The correctness question is whether eventual consistency on the cycle is safe. The safety net is inv.Apply’s state-machine validation: if the cycle decides on a stale snapshot and emits an action against a machine that has already moved, applyTransition rejects the re-attempt. Phase 1, 2, and 3 are all idempotent against an unchanged snapshot — re-deriving them on the next cycle costs nothing if the prior cycle’s actions already landed. So the cycle tolerates any finite-bounded staleness, not just small staleness.

Decision

The inventory exposes two snapshot APIs with different freshness contracts:

Inventory.Snapshot() — synchronous, fresh, O(N). Builds a new snapshot under the read lock and returns it. Updates the cached pointer as a side effect. Tests and any caller that needs strict consistency with the most recent write use this.
Inventory.CycleSnapshot() — atomic.Pointer load, O(1). Returns the most-recently-folded cached snapshot. May be stale by up to foldDebounce + buildTime (default 250ms + buildTime). The shard’s cycle hot path is the only intended caller.

A background goroutine is started in inventory.New (foldLoop). Writes through Insert / Apply / Remove send a non-blocking signal on a buffered foldChan after releasing the inventory lock. The fold goroutine drains the channel with a debounce window, builds a fresh snapshot under the read lock, and publishes it through atomic.Pointer.

inventory.Stop() shuts the goroutine down deterministically; the test setup that wants strict consistency in the same cycle as a write calls Snapshot() (synchronous) instead.

The shard’s runCycleCapturing uses CycleSnapshot(). No other production caller currently uses it, and adding new callers should be a documented decision.

Consequences

Per-cycle snapshot read is O(1). The ~700 ms snapshot build at 500K is no longer paid per cycle on the hot path.
The cycle is eventually consistent against inventory writes. Acceptable because every action emitted by Phase 1/2/3 is idempotent and applyTransition rejects illegal re-attempts. The next cycle re-derives anything missed.
Two APIs, deliberate split. Tests and code that reads-after-write keep Snapshot().
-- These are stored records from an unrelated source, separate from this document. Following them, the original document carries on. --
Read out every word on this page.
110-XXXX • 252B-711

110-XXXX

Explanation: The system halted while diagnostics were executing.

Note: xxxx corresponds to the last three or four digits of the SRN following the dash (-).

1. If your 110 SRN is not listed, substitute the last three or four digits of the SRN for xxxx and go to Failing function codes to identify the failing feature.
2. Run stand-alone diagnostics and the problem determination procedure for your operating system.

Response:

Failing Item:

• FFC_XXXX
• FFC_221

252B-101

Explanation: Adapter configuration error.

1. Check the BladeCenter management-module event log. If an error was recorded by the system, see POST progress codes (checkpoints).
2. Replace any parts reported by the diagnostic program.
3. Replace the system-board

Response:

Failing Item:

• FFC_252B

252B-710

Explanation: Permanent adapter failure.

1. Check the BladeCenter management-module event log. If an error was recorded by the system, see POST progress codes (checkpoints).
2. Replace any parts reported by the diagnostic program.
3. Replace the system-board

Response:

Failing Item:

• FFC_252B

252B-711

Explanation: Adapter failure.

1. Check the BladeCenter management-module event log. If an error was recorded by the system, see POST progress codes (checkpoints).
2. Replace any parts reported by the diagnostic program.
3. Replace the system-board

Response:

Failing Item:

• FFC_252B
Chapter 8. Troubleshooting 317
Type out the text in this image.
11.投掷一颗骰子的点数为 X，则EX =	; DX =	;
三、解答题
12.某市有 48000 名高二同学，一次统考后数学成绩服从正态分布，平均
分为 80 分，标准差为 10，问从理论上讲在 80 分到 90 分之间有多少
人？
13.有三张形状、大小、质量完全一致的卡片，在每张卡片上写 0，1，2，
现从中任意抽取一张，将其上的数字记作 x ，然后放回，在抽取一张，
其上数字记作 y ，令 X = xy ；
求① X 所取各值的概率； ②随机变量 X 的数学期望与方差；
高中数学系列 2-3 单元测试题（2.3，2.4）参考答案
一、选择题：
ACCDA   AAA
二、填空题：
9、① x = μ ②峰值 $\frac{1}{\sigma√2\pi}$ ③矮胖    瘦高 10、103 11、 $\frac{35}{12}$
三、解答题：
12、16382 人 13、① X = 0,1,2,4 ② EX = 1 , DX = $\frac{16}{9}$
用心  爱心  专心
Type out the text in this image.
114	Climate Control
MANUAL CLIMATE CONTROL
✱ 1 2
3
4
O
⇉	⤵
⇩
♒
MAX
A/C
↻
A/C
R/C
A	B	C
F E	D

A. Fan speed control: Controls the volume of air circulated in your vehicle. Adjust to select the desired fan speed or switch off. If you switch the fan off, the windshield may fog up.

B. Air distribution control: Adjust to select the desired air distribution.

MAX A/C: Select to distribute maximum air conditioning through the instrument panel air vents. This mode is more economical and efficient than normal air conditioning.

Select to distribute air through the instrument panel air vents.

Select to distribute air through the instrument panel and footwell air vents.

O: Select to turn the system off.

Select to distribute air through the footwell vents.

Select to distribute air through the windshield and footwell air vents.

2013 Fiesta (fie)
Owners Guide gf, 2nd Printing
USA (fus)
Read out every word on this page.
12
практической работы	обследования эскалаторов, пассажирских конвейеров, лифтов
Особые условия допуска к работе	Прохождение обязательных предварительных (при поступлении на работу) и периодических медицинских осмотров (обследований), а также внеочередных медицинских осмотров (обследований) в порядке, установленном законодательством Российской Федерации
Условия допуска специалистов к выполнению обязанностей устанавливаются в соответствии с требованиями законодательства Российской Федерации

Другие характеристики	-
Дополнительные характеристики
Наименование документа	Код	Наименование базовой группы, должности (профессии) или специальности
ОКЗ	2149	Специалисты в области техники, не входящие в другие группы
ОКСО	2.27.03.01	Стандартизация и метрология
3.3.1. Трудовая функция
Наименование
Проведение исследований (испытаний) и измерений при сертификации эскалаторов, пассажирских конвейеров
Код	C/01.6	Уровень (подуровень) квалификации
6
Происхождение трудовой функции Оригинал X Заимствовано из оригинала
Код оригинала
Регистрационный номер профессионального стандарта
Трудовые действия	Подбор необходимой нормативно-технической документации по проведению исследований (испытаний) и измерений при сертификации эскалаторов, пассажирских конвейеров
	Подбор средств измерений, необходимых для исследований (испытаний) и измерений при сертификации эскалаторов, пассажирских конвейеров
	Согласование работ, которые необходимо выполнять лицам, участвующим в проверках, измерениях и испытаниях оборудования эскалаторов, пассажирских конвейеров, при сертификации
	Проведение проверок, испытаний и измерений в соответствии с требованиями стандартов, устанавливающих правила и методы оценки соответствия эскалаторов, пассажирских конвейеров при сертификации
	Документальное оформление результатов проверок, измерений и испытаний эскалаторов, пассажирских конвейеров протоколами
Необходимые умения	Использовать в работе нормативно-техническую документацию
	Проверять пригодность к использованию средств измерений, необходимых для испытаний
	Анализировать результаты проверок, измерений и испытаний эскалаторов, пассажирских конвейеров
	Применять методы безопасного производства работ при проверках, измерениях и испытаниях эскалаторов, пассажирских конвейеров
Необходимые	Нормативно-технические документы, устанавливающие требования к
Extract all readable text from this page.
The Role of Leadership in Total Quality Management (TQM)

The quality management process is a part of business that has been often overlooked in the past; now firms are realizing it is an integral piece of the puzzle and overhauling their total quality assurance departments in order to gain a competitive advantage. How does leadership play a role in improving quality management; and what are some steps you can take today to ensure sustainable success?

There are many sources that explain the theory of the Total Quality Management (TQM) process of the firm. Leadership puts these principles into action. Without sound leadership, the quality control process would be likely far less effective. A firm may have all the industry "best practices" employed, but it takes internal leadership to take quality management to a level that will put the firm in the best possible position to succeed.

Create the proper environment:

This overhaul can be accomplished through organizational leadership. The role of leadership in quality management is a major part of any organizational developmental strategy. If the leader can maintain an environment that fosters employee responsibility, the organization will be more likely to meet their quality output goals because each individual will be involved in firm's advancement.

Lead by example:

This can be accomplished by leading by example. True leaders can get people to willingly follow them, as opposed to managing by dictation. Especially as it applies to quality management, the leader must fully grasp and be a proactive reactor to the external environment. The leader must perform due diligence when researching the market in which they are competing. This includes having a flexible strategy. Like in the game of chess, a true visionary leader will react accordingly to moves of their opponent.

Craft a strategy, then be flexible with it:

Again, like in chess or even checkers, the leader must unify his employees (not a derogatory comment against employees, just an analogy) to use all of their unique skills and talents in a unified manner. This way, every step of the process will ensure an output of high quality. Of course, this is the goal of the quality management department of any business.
Mixing the APIs is a footgun (a test that writes then CycleSnapshot()s will see stale data and look broken); the split is documented and the test convention is to call Snapshot() once before any cycle invocation.
Foreground responsibilities are minimal. Writers send a non-blocking signal; the goroutine does the work. No write path can be blocked by the fold.
foldDebounce is a knob. 250 ms is the default; under sustained churn it bounds peak fold-CPU at 4 folds/sec at the cost of up to 250 ms staleness. If a future workload needs tighter freshness, lower the debounce; if fold CPU becomes a concern, raise it. The knob is not exposed via Config today — production callers don’t tune it.
Restart behaviour is the obvious thing. A fresh Inventory starts with an empty cached snapshot; the first Snapshot() call seeds the cache. Tests rely on this for warm-up.
The synchronous API is not deprecated. It is the freshness-strict path and remains a first-class API. This ADR does not make it less canonical — it adds a second API for a different consumer.